" Não sei quantas almas tenho.
Cada momento mudei.
Continuamente me estranho.
Nunca me vi nem acabei."
(trecho de "Não sei quantas almas tenho", de F.Pessoa)
Para falar no gênero(?) Autobiografia é preciso pelo menos mencionar o nome de Philippe Lejeune. Crítico literário francês, tornou-se um especialista na escrita autobiográfica, tendo há 30 anos lançado um livro que a definia como gênero literário, a partir da idéia do "pacto autobiográfico" (em similaridade com o "pacto romanesco"), idéia que ele próprio foi, ao longo da vida, questionando e refazendo.

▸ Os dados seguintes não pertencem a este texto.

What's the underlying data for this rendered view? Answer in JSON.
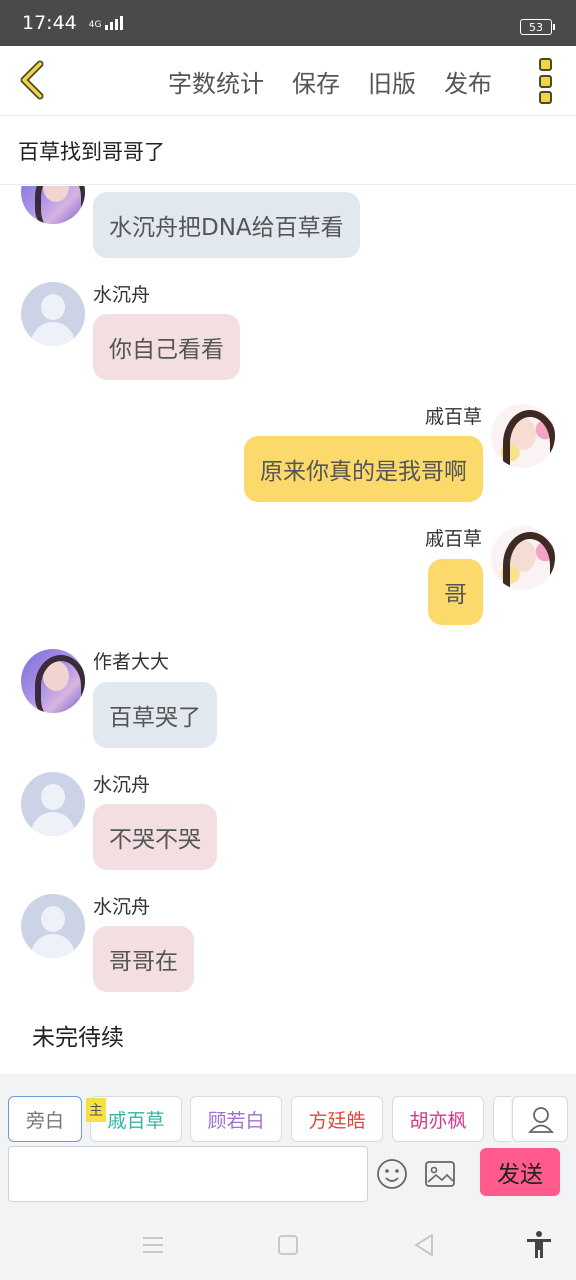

A escrita autobiográfica atravessa os séculos, mas Lejeune faz um recorte a partir de certos autores franceses, como Gide, Rousseau, Perec, Leiris. Os livros-base das idéias de Lejeune são L'Autobiographie en France (1971), Le Pacte autobiographique (1975), Je est un autre (1980), Moi aussi (1986), Le Moi des demoiselles (1993), Le Journal de Lucile Desmoulins (1995), entre outros. Criou e organiza grupos de estudos pela internet e atua particularmente através dos sites da APA (Associação pela Autobiografia) e do Autopacte (algo como o "autopata"), onde ele dá uma colher de chá para quem lê inglês (felizmente!). Sei - através de entrevistas que ele concedeu - que Lejeune vem se interessando também pelos blogs e há grupos de estudo dentro da APA que se debruçam sobre eles.
Georges Perec, autor do (clássico) livro autobiográfico W ou souvenir d'enfance
Já na APA, fundada em 1992, existe uma associação amigável de pessoas interessadas pela autobiografia. Ela reúne pessoas que gostam de escrever diários ou escritos sobre si e de pessoas que gostam de ler os textos autobiográficos de outros. A APA aceita ler todos os textos autobiográficos inéditos que se queira enviar para lá e ela publica os resumos dos mesmos.
O que seria a idéia do pacto autobiográfico?
Nesse tipo de escrita, ocorreria um "pacto" entre o autor e o leitor para indicar que se trata de uma autobiografia. Nesse texto, o autor, o narrador e o protagonista são a mesma pessoa e a narrativa é conduzida por um "eu" que conta (supostamente) fatos da sua vida real. O interessante, é que, para acreditar que se trata de uma autobiografia, é preciso de um "paratexto", quer dizer, o leitor tem que OU conhecer pessoalmente o autor e, portanto, comprovar que naquele dia, naquela festa, aquilo que foi narrado de fato aconteceu, pois o leitor estava lá, OU tem que conhecer detalhes da vida do autor através de outras leituras - no caso de pessoas famosas - entrevistas, fotos publicadas, biografias feitas por outros autores etc. Daí pode-se explicar talvez a verdadeira FOME de leitura pelas biografias e mesmo pelos filmes biográficos.